If you don’t have any of these gadgets and items at home, and you don’t really want to spend much on new ones, there’s still another trick in the book - you can always use the good, old fork. A fork works especially well for foods such as butternut squash, avocado, banana, and sweet potatoes.
What Kind of Food to Use for Your Baby’s Homemade Meals
When it comes to baby food, fresh is always the best option. Your baby’s health is not something to negotiate with and when choosing the ingredients that go in their food, you shouldn’t be too tight on the cash (unless you really have to, that is).
So, as we said, only the best and freshest ingredients will do: whether it’s fruit, veggies or meat, try to use whatever you’ve planned in the next couple of days.
Frozen food is also a good option when fresh is not readily available.
In our article about the basics of feeding your baby solids
you can see in more detail when to start feeding your little one solid food.
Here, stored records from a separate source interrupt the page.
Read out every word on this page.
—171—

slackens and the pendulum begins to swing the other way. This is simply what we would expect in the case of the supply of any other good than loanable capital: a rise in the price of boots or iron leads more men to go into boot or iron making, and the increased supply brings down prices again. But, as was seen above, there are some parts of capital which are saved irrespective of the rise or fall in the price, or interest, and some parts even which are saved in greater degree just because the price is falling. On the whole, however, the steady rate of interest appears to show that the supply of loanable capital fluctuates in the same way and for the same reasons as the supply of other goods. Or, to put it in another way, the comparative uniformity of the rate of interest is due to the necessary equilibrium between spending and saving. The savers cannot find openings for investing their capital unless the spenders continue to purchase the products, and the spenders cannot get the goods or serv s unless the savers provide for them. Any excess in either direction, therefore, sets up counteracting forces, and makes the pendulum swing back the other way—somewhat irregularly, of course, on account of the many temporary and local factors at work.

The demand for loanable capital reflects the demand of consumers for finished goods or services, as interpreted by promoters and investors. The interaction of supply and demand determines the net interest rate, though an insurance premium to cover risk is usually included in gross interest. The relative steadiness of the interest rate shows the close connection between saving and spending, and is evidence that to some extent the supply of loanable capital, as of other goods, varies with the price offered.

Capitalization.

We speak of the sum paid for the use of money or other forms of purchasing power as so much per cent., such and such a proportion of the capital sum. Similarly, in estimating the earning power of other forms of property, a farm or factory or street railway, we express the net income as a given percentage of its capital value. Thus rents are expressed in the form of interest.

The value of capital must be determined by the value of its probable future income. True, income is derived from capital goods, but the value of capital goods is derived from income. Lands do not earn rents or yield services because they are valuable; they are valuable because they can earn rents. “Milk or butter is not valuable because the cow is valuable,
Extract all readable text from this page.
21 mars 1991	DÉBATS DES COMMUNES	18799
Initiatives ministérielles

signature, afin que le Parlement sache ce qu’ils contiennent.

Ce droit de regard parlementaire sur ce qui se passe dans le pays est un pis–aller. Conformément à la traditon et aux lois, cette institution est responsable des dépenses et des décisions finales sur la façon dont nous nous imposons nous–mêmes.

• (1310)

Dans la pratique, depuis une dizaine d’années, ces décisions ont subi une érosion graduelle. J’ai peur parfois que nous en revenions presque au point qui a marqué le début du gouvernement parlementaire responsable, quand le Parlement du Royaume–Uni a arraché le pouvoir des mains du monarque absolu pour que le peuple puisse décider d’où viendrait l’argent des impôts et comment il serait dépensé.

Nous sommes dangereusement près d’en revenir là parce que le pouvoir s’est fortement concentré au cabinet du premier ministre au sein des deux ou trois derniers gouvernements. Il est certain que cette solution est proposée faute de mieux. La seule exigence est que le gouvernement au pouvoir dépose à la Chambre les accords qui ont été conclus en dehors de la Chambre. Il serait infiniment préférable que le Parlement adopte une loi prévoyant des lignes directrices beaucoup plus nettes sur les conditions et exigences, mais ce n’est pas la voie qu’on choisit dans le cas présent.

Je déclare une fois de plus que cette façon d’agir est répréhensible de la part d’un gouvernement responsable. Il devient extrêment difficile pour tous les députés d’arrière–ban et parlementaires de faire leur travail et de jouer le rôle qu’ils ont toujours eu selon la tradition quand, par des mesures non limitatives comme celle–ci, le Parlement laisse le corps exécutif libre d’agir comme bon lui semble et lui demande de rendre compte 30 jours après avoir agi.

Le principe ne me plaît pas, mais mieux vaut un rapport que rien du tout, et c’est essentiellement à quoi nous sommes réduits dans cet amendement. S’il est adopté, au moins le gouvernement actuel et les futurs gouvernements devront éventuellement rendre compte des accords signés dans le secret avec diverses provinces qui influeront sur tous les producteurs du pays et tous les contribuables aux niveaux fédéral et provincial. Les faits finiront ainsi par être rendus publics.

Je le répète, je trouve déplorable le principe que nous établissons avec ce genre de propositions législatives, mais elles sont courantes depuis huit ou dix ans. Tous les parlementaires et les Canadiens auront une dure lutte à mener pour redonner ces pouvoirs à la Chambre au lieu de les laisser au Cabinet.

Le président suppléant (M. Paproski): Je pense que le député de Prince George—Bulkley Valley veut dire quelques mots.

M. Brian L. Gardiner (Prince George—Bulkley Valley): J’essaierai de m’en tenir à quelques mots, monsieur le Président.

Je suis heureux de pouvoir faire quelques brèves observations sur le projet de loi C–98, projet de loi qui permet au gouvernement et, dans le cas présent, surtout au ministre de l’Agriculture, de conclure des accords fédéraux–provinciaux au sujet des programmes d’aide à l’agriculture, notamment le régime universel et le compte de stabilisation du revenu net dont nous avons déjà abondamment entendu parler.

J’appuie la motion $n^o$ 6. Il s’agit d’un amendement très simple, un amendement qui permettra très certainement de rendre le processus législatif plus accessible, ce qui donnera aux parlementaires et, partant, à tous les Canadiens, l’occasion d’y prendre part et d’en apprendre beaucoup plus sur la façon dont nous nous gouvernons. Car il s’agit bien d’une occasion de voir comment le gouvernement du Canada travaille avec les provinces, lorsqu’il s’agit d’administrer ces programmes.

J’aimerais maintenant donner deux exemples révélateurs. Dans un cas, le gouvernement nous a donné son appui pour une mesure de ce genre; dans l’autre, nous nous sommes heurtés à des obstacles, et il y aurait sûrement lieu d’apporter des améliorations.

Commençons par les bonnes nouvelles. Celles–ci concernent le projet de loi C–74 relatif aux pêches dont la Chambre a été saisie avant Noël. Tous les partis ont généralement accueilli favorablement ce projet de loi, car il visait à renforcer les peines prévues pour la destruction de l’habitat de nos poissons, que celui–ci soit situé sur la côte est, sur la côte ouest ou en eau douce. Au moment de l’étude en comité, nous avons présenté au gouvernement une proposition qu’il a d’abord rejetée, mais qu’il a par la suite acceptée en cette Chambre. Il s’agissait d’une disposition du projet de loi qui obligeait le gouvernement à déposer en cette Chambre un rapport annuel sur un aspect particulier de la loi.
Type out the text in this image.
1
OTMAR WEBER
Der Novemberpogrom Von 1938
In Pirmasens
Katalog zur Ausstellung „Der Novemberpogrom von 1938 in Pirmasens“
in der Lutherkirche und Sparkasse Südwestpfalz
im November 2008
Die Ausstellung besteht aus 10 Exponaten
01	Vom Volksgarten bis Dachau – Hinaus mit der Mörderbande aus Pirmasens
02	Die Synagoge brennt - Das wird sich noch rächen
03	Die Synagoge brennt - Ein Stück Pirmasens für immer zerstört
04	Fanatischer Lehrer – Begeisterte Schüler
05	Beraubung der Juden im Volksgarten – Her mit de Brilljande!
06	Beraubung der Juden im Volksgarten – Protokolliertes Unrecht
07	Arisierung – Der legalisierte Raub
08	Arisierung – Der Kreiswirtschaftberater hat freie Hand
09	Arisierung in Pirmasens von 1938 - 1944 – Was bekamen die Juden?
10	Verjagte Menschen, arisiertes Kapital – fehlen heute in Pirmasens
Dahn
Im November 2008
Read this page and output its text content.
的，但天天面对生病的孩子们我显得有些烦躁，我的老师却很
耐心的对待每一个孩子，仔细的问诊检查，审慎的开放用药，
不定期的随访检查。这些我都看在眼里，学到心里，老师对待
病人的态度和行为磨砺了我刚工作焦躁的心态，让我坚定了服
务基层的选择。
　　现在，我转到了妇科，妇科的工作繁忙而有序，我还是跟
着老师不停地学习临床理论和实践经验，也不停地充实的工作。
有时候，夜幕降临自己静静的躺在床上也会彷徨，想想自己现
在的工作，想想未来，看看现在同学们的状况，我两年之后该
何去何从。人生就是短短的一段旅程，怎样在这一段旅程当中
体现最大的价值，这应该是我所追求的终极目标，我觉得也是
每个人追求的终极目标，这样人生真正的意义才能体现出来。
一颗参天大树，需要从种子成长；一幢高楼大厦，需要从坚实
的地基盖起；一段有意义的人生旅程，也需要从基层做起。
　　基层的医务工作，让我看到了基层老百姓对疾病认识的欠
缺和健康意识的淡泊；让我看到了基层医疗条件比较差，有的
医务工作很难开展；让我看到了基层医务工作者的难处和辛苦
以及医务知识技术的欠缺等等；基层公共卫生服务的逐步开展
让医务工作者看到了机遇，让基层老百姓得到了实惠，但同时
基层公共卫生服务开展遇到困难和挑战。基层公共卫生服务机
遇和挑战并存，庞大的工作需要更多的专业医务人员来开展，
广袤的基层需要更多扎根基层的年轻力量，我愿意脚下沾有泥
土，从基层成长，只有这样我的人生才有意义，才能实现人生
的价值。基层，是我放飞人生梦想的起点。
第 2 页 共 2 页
Pediatricians usually recommend doing this after the baby grows older than 4 months, aka somewhere in between 4-6 months.
The AAP (American Academy of Pediatricians) recommends against feeding your little one vegetables that have a high nitrate content if they’re younger than 3 months - these are veggies such as carrots, beets, spinach, squash, and green beans. The reason for this is that nitrates are actually chemicals that can be found in the soil, water, and certain types of food like the ones mentioned above. The AAP warns against feeding these foods to infants because the concentration of nitrates in them can be toxic for very young babies (babies younger than 3 months as we noted above).
Babies’ digestive system matures after they get 4 or more months old (which is part of the reason why solids are recommended between 4 and 6 months) and is already able to digest the nitrates present in some veggies.
Serving and Storing Baby Food
Some important tips to consider when preparing, serving and storing baby food are the following:
- When you prepare the food make sure your hands are always clean, but also the surfaces and the utensils you’re working with. You don’t want any unwanted microorganisms ending up in your little one’s carefully prepared meals.
- Serve the food in a regular room temperature - this means that if you’re defrosting or reheating a meal in the microwave, you should be extra careful, since microwaves can sometimes heat food unevenly and create the ‘hot spots’, areas in the food which are much hotter than others - so while one part that you taste might seem fine, another is burning hot and may hurt your baby! That’s why it’s also a good idea to let food sit out for 5-10 minutes after getting it out of the microwave.
- It’s usually recommended to throw away the uneaten parts of the food you’ve been feeding your little one since the saliva on them might cause the growth of more bacteria on the food it has come into contact with.
- Avoid sweetening your baby’s food - babies definitely don’t need any more sugar than what’s already part of the natural composition of their meal. Also, don’t use honey on babies that are younger than one year old - it might cause botulism!
- Babies can, however, enjoy seasonings in their food, something which will make their food less bland and more desirable!
- When you want to refrigerate leftovers, do so in a container that’s airtight and make sure to use them in the next few days. Another idea is to freeze leftovers in ice cube trays or the like. When the cubes get completely frozen, you can store them in plastic freezer bags. Fruits and veggies which have been stored that way can last from six to eight months, while meat and fish will last for about one to two months.